Ralph Becker's nice-guy approach paid off.
After surviving an eleventh-hour threat, the domestic-partnership registry finessed by Salt Lake City's new mayor survived the buttoned-down Legislature.
Steeped in sexual-identity politics, SB299 allows cities and counties to create the index so long as it does not create a surrogate or proxy for marriage.
The registry, which provides a mechanism for employers of financially interdependent domestic partners to issue health-care benefits, must incur a name change. Lawmakers cited concern that the phrase "domestic partner" may run afoul of Amendment 3, Utah's voter-approved constitutional provision banning gay marriage.
But semantics is a small price to pay, says Becker, who pledged to rename his registry and have it available "in short order."
"When you consider where we started," the mayor said, "we ended the session with our ordinance essentially untouched. We feel happy with the result."
It did not come without some drama. On the last day, an attempt on the House floor to bar the registry failed 36-34. That move would have restored the language introduced in the first iteration of the bill by beleaguered Sen. Chris Buttars, R-West Jordan.
SB299, the substitute version by Sen. Greg Bell, R-Fruit Heights, later passed the House 61-9.
Mike Thompson, executive director of Equality Utah, is pleased with this final, milder bill.
"It allows registries to be created and really doesn't tinker with much," Thompson said. "Fortunately for us, our concerns are mostly satisfied."
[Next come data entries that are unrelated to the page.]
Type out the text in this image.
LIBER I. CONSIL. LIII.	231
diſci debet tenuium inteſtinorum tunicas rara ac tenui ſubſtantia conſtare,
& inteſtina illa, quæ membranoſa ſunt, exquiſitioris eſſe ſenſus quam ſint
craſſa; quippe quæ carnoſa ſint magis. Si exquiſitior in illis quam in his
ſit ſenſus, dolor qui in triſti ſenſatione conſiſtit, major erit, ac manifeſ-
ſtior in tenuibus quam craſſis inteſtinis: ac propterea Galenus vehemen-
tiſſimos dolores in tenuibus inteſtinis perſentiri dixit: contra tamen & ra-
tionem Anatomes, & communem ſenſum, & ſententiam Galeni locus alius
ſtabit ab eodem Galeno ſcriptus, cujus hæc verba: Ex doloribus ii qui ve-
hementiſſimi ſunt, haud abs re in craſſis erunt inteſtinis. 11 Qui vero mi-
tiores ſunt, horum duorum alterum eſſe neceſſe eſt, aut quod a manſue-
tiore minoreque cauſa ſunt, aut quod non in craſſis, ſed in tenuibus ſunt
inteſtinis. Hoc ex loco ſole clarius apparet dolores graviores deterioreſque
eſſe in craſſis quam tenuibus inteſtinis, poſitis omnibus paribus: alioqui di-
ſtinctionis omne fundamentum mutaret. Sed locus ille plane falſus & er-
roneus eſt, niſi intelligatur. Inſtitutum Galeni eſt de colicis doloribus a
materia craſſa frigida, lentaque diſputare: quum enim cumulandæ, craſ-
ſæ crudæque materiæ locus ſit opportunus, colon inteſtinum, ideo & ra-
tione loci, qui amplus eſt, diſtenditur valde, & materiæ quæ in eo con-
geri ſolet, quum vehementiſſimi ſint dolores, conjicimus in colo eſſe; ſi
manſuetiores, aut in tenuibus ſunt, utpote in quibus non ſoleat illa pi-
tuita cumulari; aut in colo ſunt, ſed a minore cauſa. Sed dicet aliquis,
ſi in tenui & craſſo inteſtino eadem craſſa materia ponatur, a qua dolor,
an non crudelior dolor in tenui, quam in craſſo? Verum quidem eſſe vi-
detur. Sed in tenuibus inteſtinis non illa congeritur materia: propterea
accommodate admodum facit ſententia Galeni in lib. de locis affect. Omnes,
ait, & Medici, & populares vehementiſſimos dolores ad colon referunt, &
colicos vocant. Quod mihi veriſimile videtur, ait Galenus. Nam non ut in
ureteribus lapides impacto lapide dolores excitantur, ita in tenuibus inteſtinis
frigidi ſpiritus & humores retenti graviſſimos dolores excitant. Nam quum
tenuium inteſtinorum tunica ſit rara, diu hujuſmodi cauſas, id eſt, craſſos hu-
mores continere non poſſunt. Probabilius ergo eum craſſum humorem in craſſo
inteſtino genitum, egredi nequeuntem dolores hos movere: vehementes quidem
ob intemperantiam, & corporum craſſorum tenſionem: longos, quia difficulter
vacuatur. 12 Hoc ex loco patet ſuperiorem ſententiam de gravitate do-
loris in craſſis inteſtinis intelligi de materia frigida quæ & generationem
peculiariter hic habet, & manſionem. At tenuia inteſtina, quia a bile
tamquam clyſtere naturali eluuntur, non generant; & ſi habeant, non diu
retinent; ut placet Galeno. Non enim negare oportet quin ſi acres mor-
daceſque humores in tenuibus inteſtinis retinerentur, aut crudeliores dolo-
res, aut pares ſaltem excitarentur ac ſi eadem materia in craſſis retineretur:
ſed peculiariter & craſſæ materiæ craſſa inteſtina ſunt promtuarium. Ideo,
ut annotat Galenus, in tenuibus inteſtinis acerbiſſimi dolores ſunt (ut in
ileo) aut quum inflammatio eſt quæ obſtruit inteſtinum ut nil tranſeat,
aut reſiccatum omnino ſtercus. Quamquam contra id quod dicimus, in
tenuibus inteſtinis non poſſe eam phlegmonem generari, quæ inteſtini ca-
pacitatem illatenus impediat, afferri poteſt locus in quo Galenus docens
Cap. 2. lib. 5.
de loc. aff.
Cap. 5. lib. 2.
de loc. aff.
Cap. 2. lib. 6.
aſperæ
Becker said there were two turning points: the furor over Buttars' racially insensitive remarks earlier in the session, followed by Gov. Jon Huntsman Jr.'s plea to let cities set their own policies.
After a standard legal review, Huntsman intends to sign Bell's registry bill, according to spokeswoman Lisa Roskelley.
"It has been changed to the point where the governor is comfortable with it," she said.